The comparative figures between the two bowlers make for interesting reading. Chandra took 242 wickets in 58 Tests at an average of 29.74. Kumble has taken 253 wickets in 55 Tests at an average of just over 27. Now to the break up of wickets taken at home and away. Chandra took 142 wickets in 32 Tests at home at 27.69 apiece. Away, Chandra took 100 wickets in 26 Tests at an average of 32.66. Kumble has played 28 Tests at home in which he has taken 157 wickets at 21.31 apiece. He has played 27 Tests abroad in which his haul is 96 wickets at an average of 36.83.
Chandra has taken five wickets in an innings at home eight times and 10 wickets in a match once. The break up is idential for Tests he played abroad. As regards Kumble, in home Tests, he has taken five wickets in an innings ten times and ten wickets in a match three times. Away from home, Kumble has taken five wickets in an innings four times but has not taken ten wickets in a match even once.

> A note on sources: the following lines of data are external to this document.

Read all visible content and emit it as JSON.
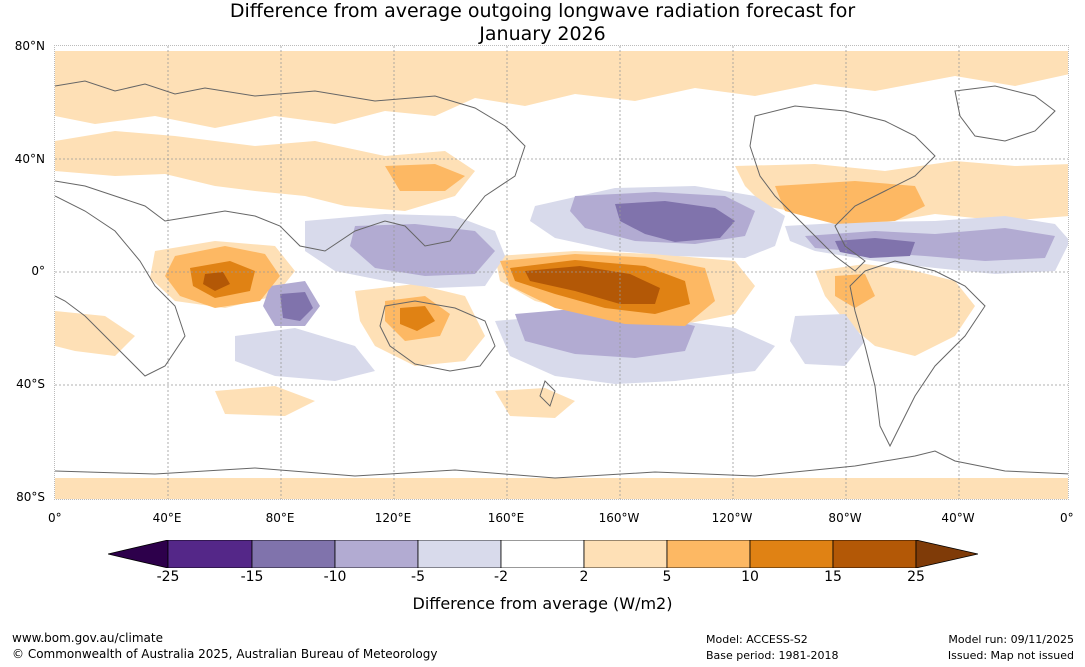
{
  "title": {
    "line1": "Difference from average outgoing longwave radiation forecast for",
    "line2": "January 2026"
  },
  "map": {
    "lat_labels": [
      "80°N",
      "40°N",
      "0°",
      "40°S",
      "80°S"
    ],
    "lon_labels": [
      "0°",
      "40°E",
      "80°E",
      "120°E",
      "160°E",
      "160°W",
      "120°W",
      "80°W",
      "40°W",
      "0°"
    ],
    "anomaly_palette": {
      "lt_-25": "#2d004b",
      "-25_-15": "#542788",
      "-15_-10": "#8073ac",
      "-10_-5": "#b2abd2",
      "-5_-2": "#d8daeb",
      "-2_2": "#ffffff",
      "2_5": "#fee0b6",
      "5_10": "#fdb863",
      "10_15": "#e08214",
      "15_25": "#b35806",
      "gt_25": "#7f3b08"
    },
    "coastline_color": "#666666"
  },
  "colorbar": {
    "ticks": [
      "-25",
      "-15",
      "-10",
      "-5",
      "-2",
      "2",
      "5",
      "10",
      "15",
      "25"
    ],
    "colors": [
      "#2d004b",
      "#542788",
      "#8073ac",
      "#b2abd2",
      "#d8daeb",
      "#ffffff",
      "#fee0b6",
      "#fdb863",
      "#e08214",
      "#b35806",
      "#7f3b08"
    ],
    "label": "Difference from average (W/m2)"
  },
  "footer": {
    "website": "www.bom.gov.au/climate",
    "copyright": "© Commonwealth of Australia 2025, Australian Bureau of Meteorology",
    "model": "Model: ACCESS-S2",
    "base_period": "Base period: 1981-2018",
    "model_run": "Model run: 09/11/2025",
    "issued": "Issued: Map not issued"
  }
}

A glance at Chandra's performance abroad shows that he played an important role in four Indian victories in four different lands. His 6-38 bowled India to victory at The Oval in 1971. He also bagged 6 wkts in an innings in two Indian overseas triumphs in 1976 against New Zealand at Auckland and West Indies at Port of Spain. And his 12-104 at Melbourne in 1977-78 against an Australia denuded of its Packer stars was another reminder of his value to the side.
Kumble has shown his mettle abroad as seen during his tour to South Africa in 1992-93. He followed it up with a brilliant season with Northants in 1995 when he was the only bowler to top 100 wickets. But on India's subsequent tour to England in 1996 he failed to reproduce that form. Though he did have two five wicket hauls in an innings at Kingston and Port of Spain on the 1997 tour of the Caribbean, he was by this time largely sorted out by international batsmen who treated him as a medium pacer.
There have been several ups and downs in Kumble's career since. His ten wicket haul in an innings against Pakistan earlier this year should have heralded a new lease of life for Kumble but disappointingly for him he lost his place in the one day side later in the year.
While the Kanpur haul will have done Kumble's confidence a world of good, the Australian tour that follows is the ideal opportunity to prove that he is not merely a bad-wicket bowler. With the googly now becoming his main strike delivery and with the challenge of going one-on-one with Shane Warne in his backyard looming ahead, Kumble is ready to bowl for a place in the pantheon of Indian spin legends.